Let $G$ be a group and $R$ be a commutative ring. Let $X$ be the set of all mappings $\phi : G \rightarrow R$ with $\phi(g) \neq 0$ for finitely many $g \in G$. For all $g \in G$ define $$(\phi_1 + \phi_2)(g) := \phi_1(g) + \phi_2(g)$$ $$(\phi_1 \cdot \phi_2)(g) := \sum_{h \in G} \phi_1(h) \phi_2(h^{-1}g)$$
Show that $(\phi_1 \cdot \phi_2) \in X \ \forall \phi_1,\phi_2 \in X$.
The problem for the existence seems to be the condition with the finitely many g, so that $\phi(g) \neq 0$. If I took some $\phi_1, \phi_2 \in X$, $(\phi_1 + \phi_2) \in X$, as the condition applies for $\phi_1$ and $\phi_2$, so I cannot generate a mapping with infinite mapped zeros from them.
But what about the multiplication? G is not necessarily finite. Can you please help me to go on?
Of course, for a fixed $g \in G,$ $(\Phi_1 \cdot\Phi_2)(g)$ is well defined. We have to show that $(\Phi_1 \cdot\Phi_2)(g) \neq 0$ for only finitely many $g \in G.$ To this end, put $$ M = \{h \in G | \Phi_1(h) \neq 0\} $$ and $$ N = \{h \in G | \Phi_2(h) \neq 0 \}. $$ Note that $M$ and $N$ are finite, by assumption.
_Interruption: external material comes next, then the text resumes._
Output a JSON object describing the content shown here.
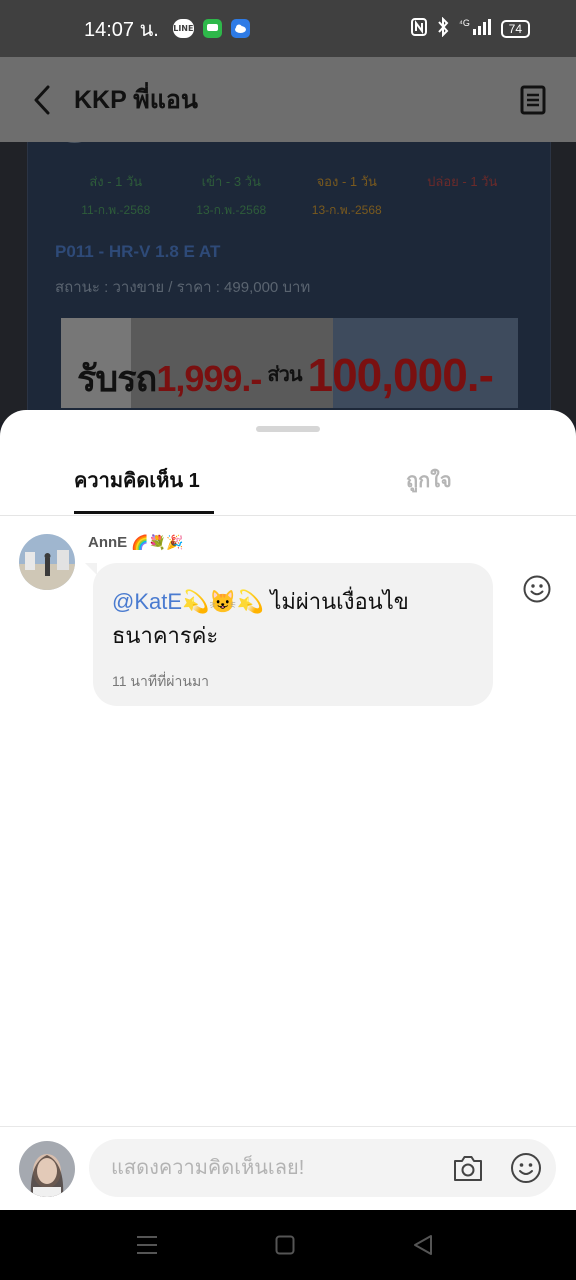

Also note that for $g,h \in G,$ we have $\Phi_1(h)\Phi_2(h^{-1}g) \neq 0$ iff ($h \in M$ and $h^{-1}g \in N$) iff ($h \in M$ and $h \in gN^{-1}$) iff $h \in M \cap gN^{-1}.$ From this, we see that $$ (\Phi_1\cdot\Phi_2)(g) \neq 0 \Longrightarrow M \cap gN^{-1} \neq \emptyset. $$ Now we make the following
Claim: $M \cap gN^{-1} \neq \emptyset$ holds only for finitely many $g \in G.$
We prove the claim by contradiction. Suppose there are inifinitely many $g \in G$ such that $M \cap gN^{-1} \neq \emptyset.$ Then we can pick sequences $m_i \in M$, $n_i \in N$, and $g_i \in G$ for $i \in \mathbb N$ such that $$ m_i = g_in_i^{-1} $$ and the $g_i$ are pairwise different. Since $M$ is finite, by passing to a subsequence, we can assume WLOG that $m_i$ is constant, i.e. there is an $m \in M$ such that $$ m = g_in_i^{-1}\qquad for\ i \in \mathbb N. $$ We can repeat this argument: since $N$ is finite, by passing to a subsequence, we can assume WLOG that $n_i$ is constant, i.e. there is an $n \in N$ such that $$ m = g_in^{-1}\qquad for\ i \in \mathbb N. $$ But now we get that $$ g_i = mn\qquad for\ i \in \mathbb N $$ is constant. This is a contradiction to the fact that the $g_i$ are pairwise distinct. So the claim must be true.
This in turn shows that $(\Phi_1\cdot\Phi_2)(g)\neq 0$ for only finitely many $g\in G,$ as desired.